What To Consider When Home Buying.
When it comes to when you want to buy a home there are several things to consider. If you are contemplating buying a home, you should know and review the advantages and disadvantages of this big step you are about to embark on. As a long term investment, it’s great to buy a home. It’s a great financial decision.
On an average, homeowners see roughly a 7% growth annually. In my opinion, buying a home is not a very good short-term investment because you’re going to pay anywhere from 2% to 5% of the purchase price, be sure to understand your closing costs. Consider a home investment as a long term asset that gains equity over a period of time.
The main reason why I believe home ownership is a good long term investment is that the longer you keep the asset (house) in good standing, you’re building equity. As you also pay off the mortgage on the property, your building equity as well. With less of your payment going solely on the interest of the loan but toward the actual price of the loan.
Some experts suggest habituating the home for at least 5 years to see an ROI. But if you’re going into real estate ownership to build wealth using this formula, there are a few things to consider while making this decision.
- Your Home is not an Asset
Assets are things which generate cash flow for you, while liabilities generate expenses, or negative cash flow. I’m sure you’ve heard that houses are assets because property values gradually appreciate over a period of time. In reality though, the only time your home will become an asset is when you decide to put the property up for sale.
Yes, you’re building equity by living in the home and paying the mortgage on the property. But, every month it’s something that takes money from you, not put money in it. Only when you can sell the property does it become an asset.
While owning the house, you have to pay for all the repairs needed to keep the home in good standing. So naturally, the longer you own the property, the more you’re going to spend on it for repairs. Not to mention the mortgage, HOA fees, renovations, general lawn care, utilities, home owner’s insurance and of course taxes. These are just some of the responsibilities associated with home ownership.
Here’s an interesting, realistic ideal situation regarding home ownership. Say you purchased a house 15 years ago for $200,000. You may be able to sell it today for $400,000. You’ve financed the whole amount with a 6% APR loan for 30 years. You will have spent $157,936 on interest and $57,902 on the principal of your loan for a total of $215,838. Plus, you still owe $142,098 to pay off the bank. Now look at the total when you add all of your other monthly expenses into the equation.
Even if you were able to sell the property for the purchase price. You would still be in the hole considering inflation and time value of your investment. The money you invested then doesn’t have the same purchasing power as it does fifteen years later. Your home is an asset, but your mortgage is the liability. Because a mortgage is debt, you’ll need to pay it off before your home is really considered an asset. Because you’re not paying for it monthly. The only expenses are the costs of operating the home and taxes.

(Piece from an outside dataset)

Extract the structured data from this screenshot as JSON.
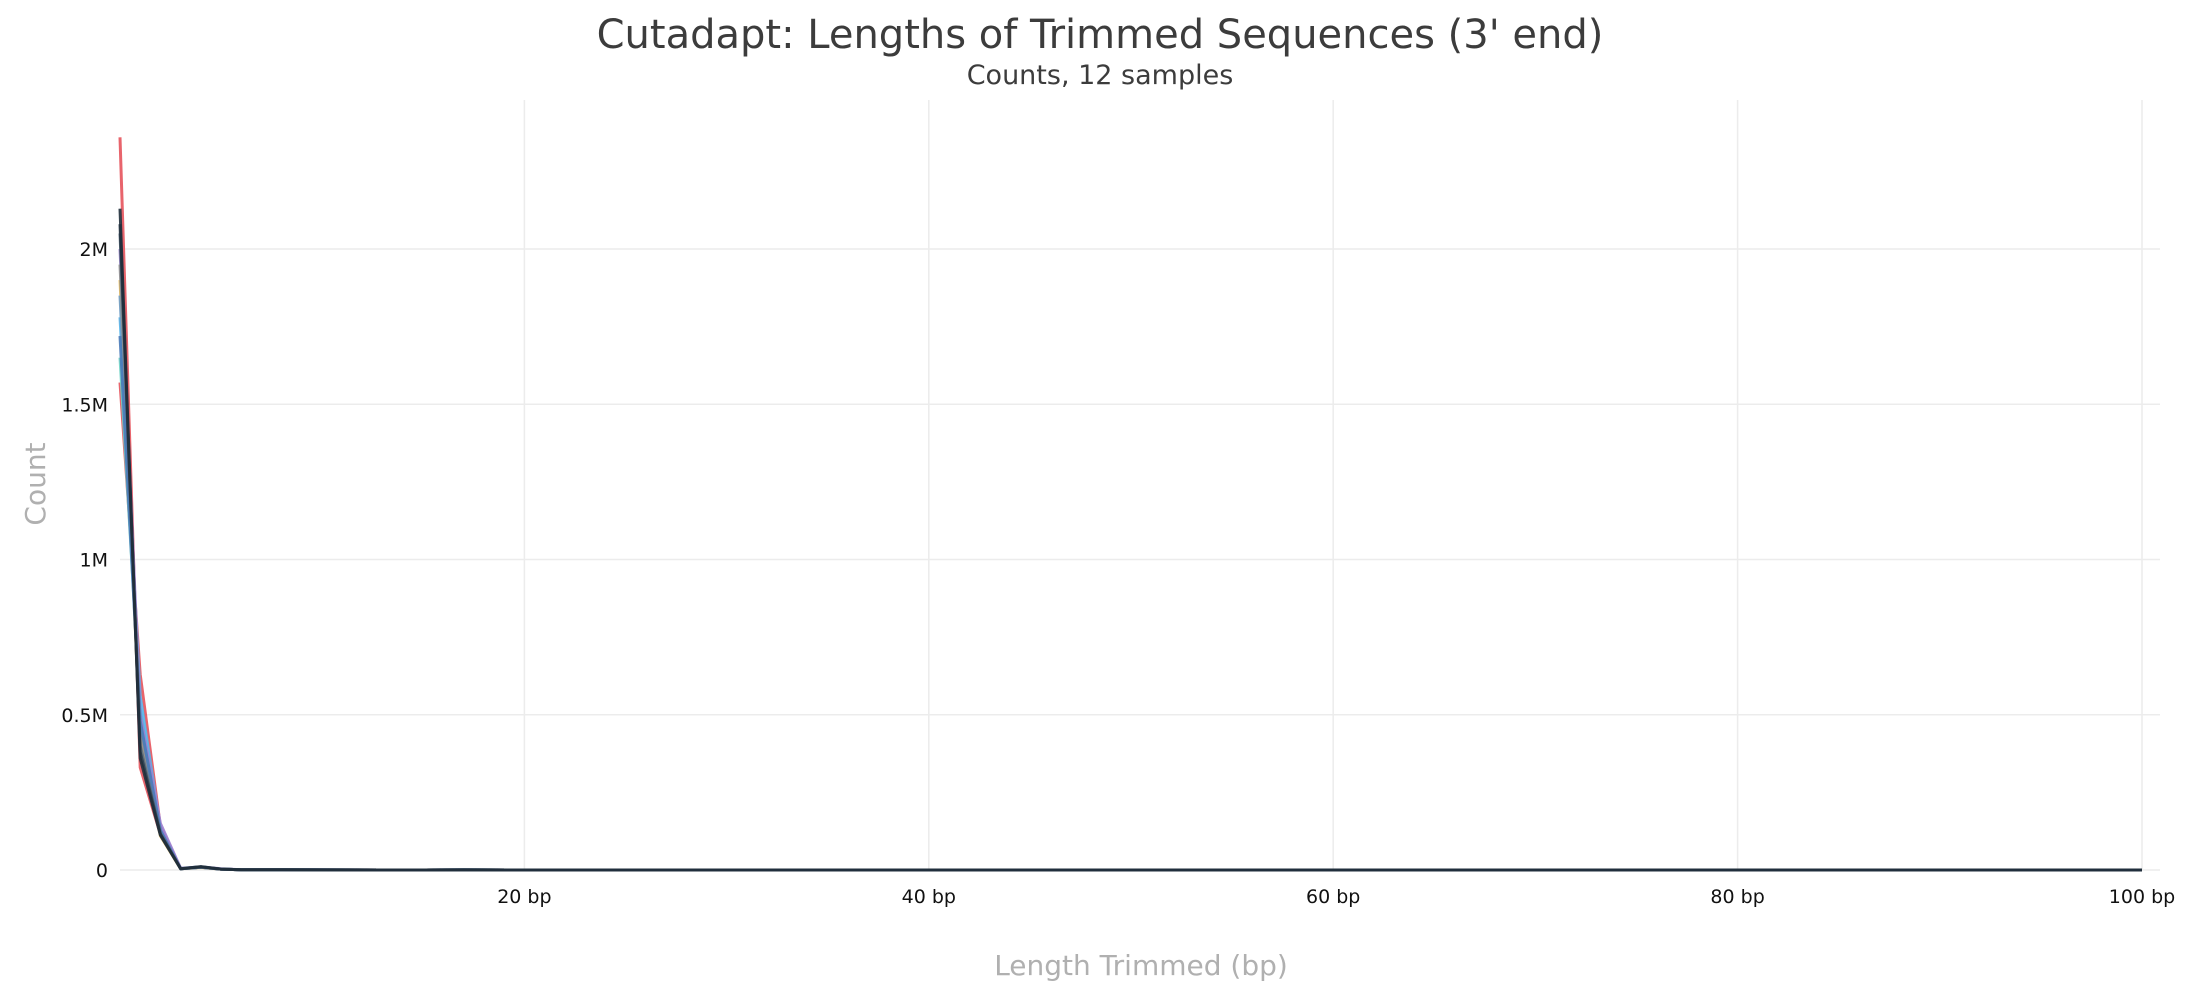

Selling your home has advantages as well. Once being, a profit from your investment. Unfortunately, there’s a tax involved with selling you home. It’s called capital gains tax. Capital gains tax is a fee that you pay to the government when you are selling your home, or anything else of value, for more than you invested in it.
There are two types of capital gains tax associated with real estate; they’re called “Short-term gain and Long-term gains”. Short term gains are when you pay taxes on property owned for less than a year. These are generally higher because they are taxed at the same rate as ordinary income. Long term gains are when you hold the property longer than a year before deciding to sell a home. You’ll get a benefit of a reduced tax rate that usually doesn’t exceed 20%.
Buying a home is a great decision if you’re thinking long term. The longer you live in it, the more benefits you’ll be rewarded. For one, every time you pay your mortgage note, you’re building equity, which creates a higher value. Two, you’ll experience better tax benefits in the longer term whenever you decide to sell a home. In conclusion, think long term buying a home.